Strong measurements give a better direct measurement of the quantum wave function
Giuseppe Vallone, Daniele Dequal

TL;DR
This paper demonstrates that strong measurements can directly measure the quantum wavefunction more accurately and precisely than weak measurements, challenging the traditional reliance on weak measurements for wavefunction reconstruction.
Contribution
It introduces a method for direct wavefunction measurement using measurements of arbitrary strength, showing strong measurements outperform weak ones in most cases.
Findings
Strong measurements outperform weak measurements in accuracy and precision.
Exact expression for the difference between reconstructed and original wavefunctions.
Defines the applicability range of weak measurement-based wavefunction reconstruction.
Abstract
Weak measurements have thus far been considered instrumental in the so-called direct measurement of the quantum wavefunction [Nature (London) 474, 188 (2011)]. Here we show that direct measurement of the wavefunction can be obtained by using measurements of arbitrary strength.
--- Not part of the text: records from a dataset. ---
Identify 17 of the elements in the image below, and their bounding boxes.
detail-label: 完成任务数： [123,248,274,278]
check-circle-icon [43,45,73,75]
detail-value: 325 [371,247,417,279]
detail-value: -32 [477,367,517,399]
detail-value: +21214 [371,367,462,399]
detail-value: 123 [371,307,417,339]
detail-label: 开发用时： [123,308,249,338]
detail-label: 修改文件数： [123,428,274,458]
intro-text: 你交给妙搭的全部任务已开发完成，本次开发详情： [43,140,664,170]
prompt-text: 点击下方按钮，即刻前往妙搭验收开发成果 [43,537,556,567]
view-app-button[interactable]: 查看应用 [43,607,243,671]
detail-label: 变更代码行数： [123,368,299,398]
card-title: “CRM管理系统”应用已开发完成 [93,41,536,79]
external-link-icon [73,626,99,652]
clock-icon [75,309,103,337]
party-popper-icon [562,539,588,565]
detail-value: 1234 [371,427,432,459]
In particular, in the case of strong measurements, i.e. those in which the coupling between the system and the measuring apparatus is maximum, we compared the precision and the accuracy of the two methods, by showing that strong measurements outperform weak measurements in both for arbitrary quantum states in most cases. We also give the exact expression of the difference between the reconstructed and original wavefunctions obtained by the weak measurement approach: this will allow to define the range of applicability of such method.